For one thing: That is not a spline interpolation, that is just a Bézier curve. Those are simply polynomial in specific bases.
A spline interpolation would consist of piecewise smooth functions so that the whole function has smooth differentiability to some degree.
So what you actually want: Find a cubic Bézier curve that describes your points optimally.
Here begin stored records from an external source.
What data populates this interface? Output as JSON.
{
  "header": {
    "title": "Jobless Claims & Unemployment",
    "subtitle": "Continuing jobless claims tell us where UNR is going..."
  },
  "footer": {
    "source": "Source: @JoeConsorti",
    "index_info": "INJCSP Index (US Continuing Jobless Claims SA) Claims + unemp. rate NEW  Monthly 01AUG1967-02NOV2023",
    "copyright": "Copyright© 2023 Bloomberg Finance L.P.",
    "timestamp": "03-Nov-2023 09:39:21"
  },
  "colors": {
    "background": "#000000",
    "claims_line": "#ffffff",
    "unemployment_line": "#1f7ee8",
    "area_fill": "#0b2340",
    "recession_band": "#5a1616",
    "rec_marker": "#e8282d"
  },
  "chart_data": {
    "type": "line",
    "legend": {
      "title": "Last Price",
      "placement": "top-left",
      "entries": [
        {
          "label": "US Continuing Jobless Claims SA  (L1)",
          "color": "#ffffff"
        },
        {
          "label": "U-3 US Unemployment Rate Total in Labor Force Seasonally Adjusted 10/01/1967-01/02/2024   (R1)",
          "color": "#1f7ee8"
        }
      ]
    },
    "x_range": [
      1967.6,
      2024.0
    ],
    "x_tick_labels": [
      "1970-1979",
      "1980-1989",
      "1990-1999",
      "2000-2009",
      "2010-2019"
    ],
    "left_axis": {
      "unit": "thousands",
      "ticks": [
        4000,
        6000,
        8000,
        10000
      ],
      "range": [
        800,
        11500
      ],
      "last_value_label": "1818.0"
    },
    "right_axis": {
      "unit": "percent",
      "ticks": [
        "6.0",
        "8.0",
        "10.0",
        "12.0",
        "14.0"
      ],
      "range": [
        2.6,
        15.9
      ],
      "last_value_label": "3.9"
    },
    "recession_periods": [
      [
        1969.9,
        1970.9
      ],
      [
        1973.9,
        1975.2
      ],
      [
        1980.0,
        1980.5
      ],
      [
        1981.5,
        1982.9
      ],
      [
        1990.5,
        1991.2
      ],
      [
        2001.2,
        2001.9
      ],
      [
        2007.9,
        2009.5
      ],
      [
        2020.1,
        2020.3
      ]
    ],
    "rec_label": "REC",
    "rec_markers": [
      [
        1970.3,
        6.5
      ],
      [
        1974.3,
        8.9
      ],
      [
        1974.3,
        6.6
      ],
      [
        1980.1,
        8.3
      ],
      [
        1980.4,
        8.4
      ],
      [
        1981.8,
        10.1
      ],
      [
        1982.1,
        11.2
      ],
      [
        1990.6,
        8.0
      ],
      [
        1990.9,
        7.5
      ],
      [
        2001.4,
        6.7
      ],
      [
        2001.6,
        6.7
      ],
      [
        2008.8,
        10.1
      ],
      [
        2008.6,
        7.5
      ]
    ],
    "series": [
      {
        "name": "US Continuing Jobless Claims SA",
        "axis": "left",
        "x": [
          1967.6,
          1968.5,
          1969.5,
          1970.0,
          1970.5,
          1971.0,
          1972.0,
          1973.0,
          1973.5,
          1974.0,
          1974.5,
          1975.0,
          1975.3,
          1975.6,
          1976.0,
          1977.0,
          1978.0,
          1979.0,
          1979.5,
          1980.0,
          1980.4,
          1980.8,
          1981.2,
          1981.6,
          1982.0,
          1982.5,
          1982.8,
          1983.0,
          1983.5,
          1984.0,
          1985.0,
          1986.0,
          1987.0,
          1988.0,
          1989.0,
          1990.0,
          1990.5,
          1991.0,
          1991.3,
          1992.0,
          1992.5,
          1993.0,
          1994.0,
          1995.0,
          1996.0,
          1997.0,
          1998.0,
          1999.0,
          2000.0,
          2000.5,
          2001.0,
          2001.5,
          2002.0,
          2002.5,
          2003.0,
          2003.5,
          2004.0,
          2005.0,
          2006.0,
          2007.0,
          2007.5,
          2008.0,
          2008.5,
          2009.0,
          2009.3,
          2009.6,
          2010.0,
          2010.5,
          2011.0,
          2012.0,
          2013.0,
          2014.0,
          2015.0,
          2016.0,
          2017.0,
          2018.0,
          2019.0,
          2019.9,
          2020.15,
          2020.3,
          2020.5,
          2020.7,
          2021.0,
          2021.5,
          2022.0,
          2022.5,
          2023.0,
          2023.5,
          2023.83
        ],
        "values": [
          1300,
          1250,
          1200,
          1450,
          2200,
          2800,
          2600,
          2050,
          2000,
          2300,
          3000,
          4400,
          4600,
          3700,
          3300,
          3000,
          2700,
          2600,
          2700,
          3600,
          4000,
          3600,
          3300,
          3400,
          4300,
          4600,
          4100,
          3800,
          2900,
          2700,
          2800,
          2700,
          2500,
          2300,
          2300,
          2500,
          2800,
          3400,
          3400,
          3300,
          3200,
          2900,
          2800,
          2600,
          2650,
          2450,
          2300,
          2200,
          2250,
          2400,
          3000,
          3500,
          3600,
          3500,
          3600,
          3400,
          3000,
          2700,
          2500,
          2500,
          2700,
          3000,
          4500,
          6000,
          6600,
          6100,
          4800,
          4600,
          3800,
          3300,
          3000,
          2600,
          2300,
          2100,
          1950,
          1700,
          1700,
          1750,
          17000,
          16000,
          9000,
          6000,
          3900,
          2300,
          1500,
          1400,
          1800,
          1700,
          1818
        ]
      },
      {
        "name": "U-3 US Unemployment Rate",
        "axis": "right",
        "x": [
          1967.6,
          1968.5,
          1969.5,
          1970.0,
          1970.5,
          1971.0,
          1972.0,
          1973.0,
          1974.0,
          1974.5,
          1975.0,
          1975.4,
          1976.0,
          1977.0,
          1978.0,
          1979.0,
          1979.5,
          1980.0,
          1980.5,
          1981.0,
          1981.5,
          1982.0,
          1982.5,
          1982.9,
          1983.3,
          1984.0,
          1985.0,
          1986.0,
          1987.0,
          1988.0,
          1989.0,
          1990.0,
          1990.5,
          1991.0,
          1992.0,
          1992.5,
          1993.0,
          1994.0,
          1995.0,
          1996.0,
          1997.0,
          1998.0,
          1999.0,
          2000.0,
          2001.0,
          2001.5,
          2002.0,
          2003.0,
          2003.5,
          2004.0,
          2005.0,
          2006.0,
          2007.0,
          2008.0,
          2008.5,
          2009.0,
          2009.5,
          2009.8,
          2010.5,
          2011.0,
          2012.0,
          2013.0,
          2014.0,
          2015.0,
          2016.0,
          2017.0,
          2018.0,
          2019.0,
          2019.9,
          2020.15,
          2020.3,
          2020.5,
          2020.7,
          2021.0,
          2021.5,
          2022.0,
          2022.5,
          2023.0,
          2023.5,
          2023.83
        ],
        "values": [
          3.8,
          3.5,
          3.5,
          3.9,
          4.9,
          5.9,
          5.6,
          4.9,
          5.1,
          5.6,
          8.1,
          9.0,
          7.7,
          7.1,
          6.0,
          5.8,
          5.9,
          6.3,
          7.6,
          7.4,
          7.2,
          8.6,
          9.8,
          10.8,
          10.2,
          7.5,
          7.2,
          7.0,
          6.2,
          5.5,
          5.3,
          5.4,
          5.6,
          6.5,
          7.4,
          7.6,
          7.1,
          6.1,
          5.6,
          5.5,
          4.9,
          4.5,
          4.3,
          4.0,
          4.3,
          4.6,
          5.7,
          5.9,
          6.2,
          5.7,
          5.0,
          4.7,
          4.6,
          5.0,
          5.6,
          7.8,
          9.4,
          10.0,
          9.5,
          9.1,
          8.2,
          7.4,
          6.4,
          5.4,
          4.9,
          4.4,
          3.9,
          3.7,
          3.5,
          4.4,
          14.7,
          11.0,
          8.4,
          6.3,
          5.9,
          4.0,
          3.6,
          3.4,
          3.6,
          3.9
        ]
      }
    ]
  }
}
But then, it does not matter that much if you have Bézier curves or just a regular monomial base.
What you can then do is simply regression:
Take some $t_1,\ldots,t_N$ and the model
$$ x(t) = a+bt+ct^2+dt^3 $$
$$ y(t) = e+ft+gt^2+ht^3 $$
or for Bézier representation
$$ x(t) = aB_{0,3}+bB_{1,3}+cB_{2,3}+dB_{3,3} $$
$$ y(t) = eB_{0,3}+fB_{1,3}+gB_{2,3}+hB_{3,3} $$
Then consider the quadratic error
$$ E(a,b,c,d,e,f,g,h,t_1,\ldots,t_N) = \sum_{j=1}^N (x(t_j)-P_x^j)^2 + (y(t_j)-P_y^j)^2 $$
Then differentiate and equate to $0$ (easy if $t_1,\ldots,t_N$ are fixed, harder if they are variable as that will then involve finding multivariate roots, which might be solvable using Groebner bases) to find the paramters that minimize this error.
You can then take the minimum and the maximum of the $t_i$ and transform $x(t),y(t)$ to $[0,1]$.